Gov's budget relies on feds to fund HealthSource

Rhode Island governor's budget relies on feds to fund insurance marketplace

PROVIDENCE, R.I. (AP) -- Gov. Lincoln Chafee's proposed budget includes no state money for the new health insurance marketplace and assumes Rhode Island will get an extension to use federal funds through the first half of 2015, the year the marketplaces are supposed to be self-sufficient.

The $8.5 billion budget blueprint released Wednesday includes $23 million in spending for HealthSource RI, all of it federal money.

Chafee administration officials said they believe Rhode Island's request to extend the deadline for using the funds will be approved. There's currently no plan to recommend a way to pay for HealthSource going forward, according to Director of Administration Richard Licht. He said the state still doesn't know enough about how much it will take to operate the marketplace, also known as an exchange.

"At the current moment we have no intention," Licht said. "That could change. It has been up for three months. We are very pleased that it is working — obviously much better than what we've seen at the federal level. But we don't have enough experience to make a full recommendation."

The federal health care overhaul requires that state-run marketplaces, like Rhode Island's, develop their own revenue sources to cover operations beginning next year.

HealthSource RI Director Christine Ferguson told the House Finance Committee last fall it would cost between $17.9 million and $23.9 million annually to operate the marketplace.

Rhode Island has been allocated more than $80 million to build and operate its exchange.

Finance Chairman Helio Melo, D-East Providence, said Wednesday he's optimistic the Chafee administration will study and possibly suggest ways of paying for the marketplace going forward — even if it means it's up to his successor to work out the details. Chafee is not seeking re-election.

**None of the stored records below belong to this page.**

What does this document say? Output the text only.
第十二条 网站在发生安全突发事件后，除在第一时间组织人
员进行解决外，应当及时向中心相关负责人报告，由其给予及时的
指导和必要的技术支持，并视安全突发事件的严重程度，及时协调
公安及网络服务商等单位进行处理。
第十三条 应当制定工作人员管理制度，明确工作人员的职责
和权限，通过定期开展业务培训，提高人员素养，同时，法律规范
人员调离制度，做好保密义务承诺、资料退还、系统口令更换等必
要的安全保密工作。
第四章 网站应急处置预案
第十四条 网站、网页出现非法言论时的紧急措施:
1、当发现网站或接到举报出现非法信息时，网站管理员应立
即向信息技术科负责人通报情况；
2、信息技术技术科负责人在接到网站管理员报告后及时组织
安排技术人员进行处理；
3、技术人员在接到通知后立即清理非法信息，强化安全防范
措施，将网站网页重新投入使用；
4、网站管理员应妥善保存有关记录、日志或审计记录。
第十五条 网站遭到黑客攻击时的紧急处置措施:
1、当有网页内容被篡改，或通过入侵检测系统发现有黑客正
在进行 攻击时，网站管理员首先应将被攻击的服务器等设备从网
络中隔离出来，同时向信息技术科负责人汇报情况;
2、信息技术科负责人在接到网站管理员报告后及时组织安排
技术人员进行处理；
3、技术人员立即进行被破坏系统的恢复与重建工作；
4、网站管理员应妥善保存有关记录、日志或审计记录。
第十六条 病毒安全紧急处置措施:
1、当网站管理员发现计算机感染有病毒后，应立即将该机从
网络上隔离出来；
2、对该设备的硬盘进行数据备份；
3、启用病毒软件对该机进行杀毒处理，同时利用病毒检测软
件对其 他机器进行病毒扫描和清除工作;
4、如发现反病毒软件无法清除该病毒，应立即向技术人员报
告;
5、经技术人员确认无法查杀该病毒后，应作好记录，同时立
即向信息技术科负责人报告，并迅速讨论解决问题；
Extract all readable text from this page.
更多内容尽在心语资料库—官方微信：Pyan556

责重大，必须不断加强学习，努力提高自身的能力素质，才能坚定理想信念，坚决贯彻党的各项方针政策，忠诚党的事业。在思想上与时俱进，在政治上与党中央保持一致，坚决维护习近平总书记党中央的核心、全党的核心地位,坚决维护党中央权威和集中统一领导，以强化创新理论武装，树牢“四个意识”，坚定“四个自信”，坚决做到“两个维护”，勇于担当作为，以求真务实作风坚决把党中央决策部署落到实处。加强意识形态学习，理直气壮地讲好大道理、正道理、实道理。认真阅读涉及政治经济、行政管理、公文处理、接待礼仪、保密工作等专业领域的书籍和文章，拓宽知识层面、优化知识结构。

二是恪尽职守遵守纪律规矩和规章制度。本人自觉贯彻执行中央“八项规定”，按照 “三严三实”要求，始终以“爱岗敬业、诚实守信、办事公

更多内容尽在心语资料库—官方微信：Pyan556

"Anytime we're looking at losing federal funding for something it's a concern, but this governor will still have a lot to do in preparing the first budget for the next administration," said Melo. "They have enough money to carry us through fiscal year '15," which begins July 1.

Melo had expressed frustration at the fall committee hearing that Ferguson couldn't be more specific about the cost.

"We are just trying to figure out how this is going to work," he said at the time. "We don't know if we're building a colonial, a mansion, a bungalow. It always seems like we'll continue with construction (and) we'll worry about how much it's going to cost us later."

HealthSource RI enrolled 11,770 individuals in private plans between Oct. 1, when the marketplace opened, and Jan. 4. A federal target enrollment of 12,000 was set through the end of the first open enrollment on March 31.